Last Updated: 11/08/13 10:48am
The match is finely poised after two days, Australia having reached 222-5 in replay to England's 238, thanks to a superb 101 not out from Chris Rogers.
But Broad, who has taken 4-48 and had Australia reeling on 49-3 at one point, thinks England could do some damage when they take the second new ball, which they can do after 80 overs of the innings have been bowled.
Reflecting on day two, Broad said: "It was a really good day's cricket.
"Credit has to go to 'Buck' Rogers for playing the way he did. He was gritty and he played the lines so, if it seamed, he played and missed, and he took his runs when they were available.
"It was a well put-together hundred and he's put his team in a decent position.
"But, from an England viewpoint, we know with the new ball around the corner that, if we get early wickets and are still batting tomorrow night, we'll be in a strong position.
"It's quite a new-ball wicket. Once the ball got to 50 overs old it seemed to stop seaming around and then it got slower and slower. The new ball will do things, for sure.
"With it coming early tomorrow, with our bowlers fresher, I think that's a good thing for us.
"Jimmy (James Anderson) and I have to take responsibility. We've seen the new ball does seam around on this wicket, so you've got to get the ball in the right area. I think the first wicket is the big one.
"There are two dangerous players in the middle (Rogers and Brad Haddin) and we only lead by 20. We won't be scared about giving a small lead but we don't want it being a decent lead.
"We're pretty good at batting in the third innings. When we have a target in our minds, we're a pretty good unit. We'll back our batters to go out and fight."
The Decision Review System provided a talking point once again when Rogers was given out caught behind off Broad when he had made just 20.

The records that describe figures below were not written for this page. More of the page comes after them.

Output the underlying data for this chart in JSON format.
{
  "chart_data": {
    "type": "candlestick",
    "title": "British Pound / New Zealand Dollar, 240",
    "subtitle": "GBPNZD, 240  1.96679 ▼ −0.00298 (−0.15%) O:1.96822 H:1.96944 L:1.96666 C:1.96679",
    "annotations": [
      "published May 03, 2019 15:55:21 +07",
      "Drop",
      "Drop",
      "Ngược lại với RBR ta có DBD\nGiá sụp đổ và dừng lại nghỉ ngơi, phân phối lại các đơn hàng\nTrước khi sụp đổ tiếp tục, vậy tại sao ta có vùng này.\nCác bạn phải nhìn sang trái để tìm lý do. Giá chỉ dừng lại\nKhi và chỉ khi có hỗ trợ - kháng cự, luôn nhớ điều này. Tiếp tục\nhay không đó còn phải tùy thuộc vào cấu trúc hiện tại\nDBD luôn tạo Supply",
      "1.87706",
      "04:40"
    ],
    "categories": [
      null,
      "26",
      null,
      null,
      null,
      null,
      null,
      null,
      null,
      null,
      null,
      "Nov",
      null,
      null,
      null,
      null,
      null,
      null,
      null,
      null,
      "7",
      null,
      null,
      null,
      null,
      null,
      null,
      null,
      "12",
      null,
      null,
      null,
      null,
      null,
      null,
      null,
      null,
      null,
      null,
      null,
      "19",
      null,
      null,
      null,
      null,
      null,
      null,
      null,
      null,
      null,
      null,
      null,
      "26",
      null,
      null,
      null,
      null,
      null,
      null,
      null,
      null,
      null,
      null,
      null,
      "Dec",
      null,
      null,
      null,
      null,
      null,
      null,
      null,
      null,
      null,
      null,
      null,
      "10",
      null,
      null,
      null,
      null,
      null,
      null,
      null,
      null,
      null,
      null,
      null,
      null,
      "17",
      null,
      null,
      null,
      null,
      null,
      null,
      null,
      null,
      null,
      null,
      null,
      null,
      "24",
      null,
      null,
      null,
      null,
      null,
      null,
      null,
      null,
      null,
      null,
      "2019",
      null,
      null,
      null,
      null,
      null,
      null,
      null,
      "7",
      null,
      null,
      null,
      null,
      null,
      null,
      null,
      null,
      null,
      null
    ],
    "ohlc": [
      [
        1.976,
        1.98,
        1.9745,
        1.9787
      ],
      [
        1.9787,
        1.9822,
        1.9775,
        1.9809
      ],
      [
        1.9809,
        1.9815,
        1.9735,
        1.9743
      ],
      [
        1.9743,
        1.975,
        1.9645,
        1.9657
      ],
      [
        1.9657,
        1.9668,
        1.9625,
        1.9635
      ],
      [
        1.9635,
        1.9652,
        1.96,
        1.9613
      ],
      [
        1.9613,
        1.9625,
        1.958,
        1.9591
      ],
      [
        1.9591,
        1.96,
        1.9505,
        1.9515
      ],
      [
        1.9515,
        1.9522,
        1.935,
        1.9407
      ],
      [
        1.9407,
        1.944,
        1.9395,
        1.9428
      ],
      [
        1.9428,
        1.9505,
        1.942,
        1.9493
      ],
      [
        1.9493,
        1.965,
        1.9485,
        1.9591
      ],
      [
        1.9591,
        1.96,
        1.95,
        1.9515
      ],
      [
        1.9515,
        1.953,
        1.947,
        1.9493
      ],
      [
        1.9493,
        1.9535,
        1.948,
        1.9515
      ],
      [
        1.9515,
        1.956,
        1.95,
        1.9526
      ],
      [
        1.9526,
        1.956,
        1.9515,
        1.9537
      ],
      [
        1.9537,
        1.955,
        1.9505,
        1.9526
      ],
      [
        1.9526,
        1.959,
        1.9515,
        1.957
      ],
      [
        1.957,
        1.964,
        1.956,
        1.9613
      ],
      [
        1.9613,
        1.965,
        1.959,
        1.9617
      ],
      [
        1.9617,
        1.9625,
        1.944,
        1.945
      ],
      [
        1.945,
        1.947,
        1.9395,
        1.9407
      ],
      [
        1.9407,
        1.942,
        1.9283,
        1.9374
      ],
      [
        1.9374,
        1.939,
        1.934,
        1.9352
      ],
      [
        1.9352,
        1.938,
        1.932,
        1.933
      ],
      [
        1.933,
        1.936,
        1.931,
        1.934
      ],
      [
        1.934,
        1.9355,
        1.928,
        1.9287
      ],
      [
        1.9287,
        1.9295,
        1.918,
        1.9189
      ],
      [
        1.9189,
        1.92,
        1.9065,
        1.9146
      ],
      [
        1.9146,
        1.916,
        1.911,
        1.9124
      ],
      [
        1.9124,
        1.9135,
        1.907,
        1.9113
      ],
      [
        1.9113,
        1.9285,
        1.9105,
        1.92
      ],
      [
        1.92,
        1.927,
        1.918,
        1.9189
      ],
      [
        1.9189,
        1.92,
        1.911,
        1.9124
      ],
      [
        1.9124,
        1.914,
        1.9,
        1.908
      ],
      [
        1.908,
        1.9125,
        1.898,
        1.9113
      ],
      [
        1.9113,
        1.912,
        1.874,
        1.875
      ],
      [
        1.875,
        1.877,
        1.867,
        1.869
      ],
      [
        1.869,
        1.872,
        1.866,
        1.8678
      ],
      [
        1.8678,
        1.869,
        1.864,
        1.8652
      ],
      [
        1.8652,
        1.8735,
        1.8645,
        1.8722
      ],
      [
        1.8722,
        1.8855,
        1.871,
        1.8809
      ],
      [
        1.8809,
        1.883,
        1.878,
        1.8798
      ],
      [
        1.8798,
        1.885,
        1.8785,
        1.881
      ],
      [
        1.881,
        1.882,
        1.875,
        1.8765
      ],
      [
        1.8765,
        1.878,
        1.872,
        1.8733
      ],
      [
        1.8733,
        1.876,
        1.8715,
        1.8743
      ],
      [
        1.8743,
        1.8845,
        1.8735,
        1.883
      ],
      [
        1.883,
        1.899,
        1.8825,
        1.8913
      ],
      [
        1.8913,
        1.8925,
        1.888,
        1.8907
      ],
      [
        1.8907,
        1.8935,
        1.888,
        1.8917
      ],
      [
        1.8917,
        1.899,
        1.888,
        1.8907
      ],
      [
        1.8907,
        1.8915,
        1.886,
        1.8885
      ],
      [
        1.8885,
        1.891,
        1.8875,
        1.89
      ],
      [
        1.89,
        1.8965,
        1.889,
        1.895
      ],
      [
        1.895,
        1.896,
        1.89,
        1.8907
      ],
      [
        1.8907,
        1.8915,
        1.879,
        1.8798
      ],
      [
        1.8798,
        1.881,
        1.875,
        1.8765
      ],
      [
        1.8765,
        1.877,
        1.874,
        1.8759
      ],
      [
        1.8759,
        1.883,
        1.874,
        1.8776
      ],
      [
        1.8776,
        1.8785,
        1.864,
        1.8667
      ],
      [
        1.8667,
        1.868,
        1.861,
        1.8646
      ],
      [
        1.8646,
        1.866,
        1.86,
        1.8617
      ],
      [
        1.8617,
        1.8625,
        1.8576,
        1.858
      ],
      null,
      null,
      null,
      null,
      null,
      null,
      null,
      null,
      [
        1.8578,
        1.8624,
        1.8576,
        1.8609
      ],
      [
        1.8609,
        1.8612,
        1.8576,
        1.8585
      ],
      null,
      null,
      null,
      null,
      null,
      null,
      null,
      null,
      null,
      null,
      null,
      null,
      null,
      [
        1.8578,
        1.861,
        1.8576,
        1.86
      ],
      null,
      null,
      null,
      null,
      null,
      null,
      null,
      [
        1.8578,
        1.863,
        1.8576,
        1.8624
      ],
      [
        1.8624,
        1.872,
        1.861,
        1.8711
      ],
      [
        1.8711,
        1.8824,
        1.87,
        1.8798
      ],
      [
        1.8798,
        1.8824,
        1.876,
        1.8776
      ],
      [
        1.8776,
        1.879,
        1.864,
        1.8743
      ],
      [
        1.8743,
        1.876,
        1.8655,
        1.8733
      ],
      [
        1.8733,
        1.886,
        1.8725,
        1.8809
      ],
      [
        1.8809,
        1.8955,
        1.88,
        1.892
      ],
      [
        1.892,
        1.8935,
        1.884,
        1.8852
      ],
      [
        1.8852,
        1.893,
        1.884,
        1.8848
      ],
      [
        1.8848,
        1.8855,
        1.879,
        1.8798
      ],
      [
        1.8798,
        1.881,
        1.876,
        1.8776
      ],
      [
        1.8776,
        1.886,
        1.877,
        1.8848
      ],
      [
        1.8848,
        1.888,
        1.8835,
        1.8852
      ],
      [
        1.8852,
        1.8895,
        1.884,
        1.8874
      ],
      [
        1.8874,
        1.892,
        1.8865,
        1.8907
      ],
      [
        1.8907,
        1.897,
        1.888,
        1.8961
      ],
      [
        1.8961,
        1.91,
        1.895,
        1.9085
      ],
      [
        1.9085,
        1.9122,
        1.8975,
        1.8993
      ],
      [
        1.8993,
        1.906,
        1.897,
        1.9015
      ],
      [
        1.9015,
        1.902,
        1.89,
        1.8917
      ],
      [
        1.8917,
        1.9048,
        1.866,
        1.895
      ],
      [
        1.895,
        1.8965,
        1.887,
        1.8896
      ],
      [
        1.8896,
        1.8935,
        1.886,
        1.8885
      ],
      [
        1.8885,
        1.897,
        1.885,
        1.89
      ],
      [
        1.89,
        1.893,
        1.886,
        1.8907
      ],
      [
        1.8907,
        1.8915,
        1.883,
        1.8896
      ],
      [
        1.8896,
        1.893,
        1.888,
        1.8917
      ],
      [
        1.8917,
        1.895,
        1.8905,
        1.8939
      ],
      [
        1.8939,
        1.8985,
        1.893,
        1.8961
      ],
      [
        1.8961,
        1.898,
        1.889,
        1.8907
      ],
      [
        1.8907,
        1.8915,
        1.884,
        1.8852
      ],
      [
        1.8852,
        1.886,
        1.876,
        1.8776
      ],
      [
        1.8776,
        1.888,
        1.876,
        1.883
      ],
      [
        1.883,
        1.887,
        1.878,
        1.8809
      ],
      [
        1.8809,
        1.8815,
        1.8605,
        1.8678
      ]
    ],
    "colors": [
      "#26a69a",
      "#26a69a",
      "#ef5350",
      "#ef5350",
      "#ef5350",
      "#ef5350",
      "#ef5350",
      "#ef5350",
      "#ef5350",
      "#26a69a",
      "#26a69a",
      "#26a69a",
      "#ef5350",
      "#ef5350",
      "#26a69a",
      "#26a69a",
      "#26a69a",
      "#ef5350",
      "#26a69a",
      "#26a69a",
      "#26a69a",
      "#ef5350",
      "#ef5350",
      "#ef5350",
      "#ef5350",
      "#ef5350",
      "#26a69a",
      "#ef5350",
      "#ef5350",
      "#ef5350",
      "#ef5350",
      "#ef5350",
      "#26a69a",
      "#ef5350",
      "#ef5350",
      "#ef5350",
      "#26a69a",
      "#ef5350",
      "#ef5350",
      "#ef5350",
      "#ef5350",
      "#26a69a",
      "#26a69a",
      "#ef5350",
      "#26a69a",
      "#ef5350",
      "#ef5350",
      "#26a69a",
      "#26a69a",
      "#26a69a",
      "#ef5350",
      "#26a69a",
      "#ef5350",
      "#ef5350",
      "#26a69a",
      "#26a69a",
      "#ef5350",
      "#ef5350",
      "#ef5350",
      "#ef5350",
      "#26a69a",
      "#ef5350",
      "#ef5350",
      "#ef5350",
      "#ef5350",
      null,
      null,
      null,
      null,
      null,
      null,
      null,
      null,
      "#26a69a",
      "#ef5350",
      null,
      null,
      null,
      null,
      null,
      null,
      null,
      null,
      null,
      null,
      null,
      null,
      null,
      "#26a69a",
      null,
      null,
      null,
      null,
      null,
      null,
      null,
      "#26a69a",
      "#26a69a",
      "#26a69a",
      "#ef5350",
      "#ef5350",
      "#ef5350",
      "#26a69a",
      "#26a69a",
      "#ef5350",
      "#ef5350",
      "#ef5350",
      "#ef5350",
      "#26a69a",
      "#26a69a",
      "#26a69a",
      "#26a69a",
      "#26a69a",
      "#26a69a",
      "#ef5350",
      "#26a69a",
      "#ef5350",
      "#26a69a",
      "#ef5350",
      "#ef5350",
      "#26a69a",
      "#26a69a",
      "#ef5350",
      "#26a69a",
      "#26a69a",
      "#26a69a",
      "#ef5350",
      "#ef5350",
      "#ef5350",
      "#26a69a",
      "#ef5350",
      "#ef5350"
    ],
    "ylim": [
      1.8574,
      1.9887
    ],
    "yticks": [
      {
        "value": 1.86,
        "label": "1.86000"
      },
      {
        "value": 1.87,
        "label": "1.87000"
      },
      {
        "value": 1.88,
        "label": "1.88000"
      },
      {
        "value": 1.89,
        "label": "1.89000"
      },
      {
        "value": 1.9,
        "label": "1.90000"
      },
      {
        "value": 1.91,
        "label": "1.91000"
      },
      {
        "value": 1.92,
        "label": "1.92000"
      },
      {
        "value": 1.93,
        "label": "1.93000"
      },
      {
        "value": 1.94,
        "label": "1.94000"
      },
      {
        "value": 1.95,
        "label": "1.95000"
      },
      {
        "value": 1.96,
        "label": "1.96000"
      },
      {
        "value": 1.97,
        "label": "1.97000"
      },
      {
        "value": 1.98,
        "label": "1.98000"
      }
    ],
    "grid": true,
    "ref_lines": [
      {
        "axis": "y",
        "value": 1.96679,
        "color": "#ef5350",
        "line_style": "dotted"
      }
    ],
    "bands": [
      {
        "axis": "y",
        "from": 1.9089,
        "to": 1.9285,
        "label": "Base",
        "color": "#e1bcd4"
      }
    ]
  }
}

On review, it was seen that the ball had hit him on the pad rather than the bat and he was not out LBW either because Hawk Eye showed the ball only clipping the bails, meaning it was 'umpire's call'.
Broad said: "I've never had one given out, reviewed, out, out, out (on the three review elements for the LBW), but given not out! We went through all the emotions.
"I think the rules are changing to make a bit more sense in October."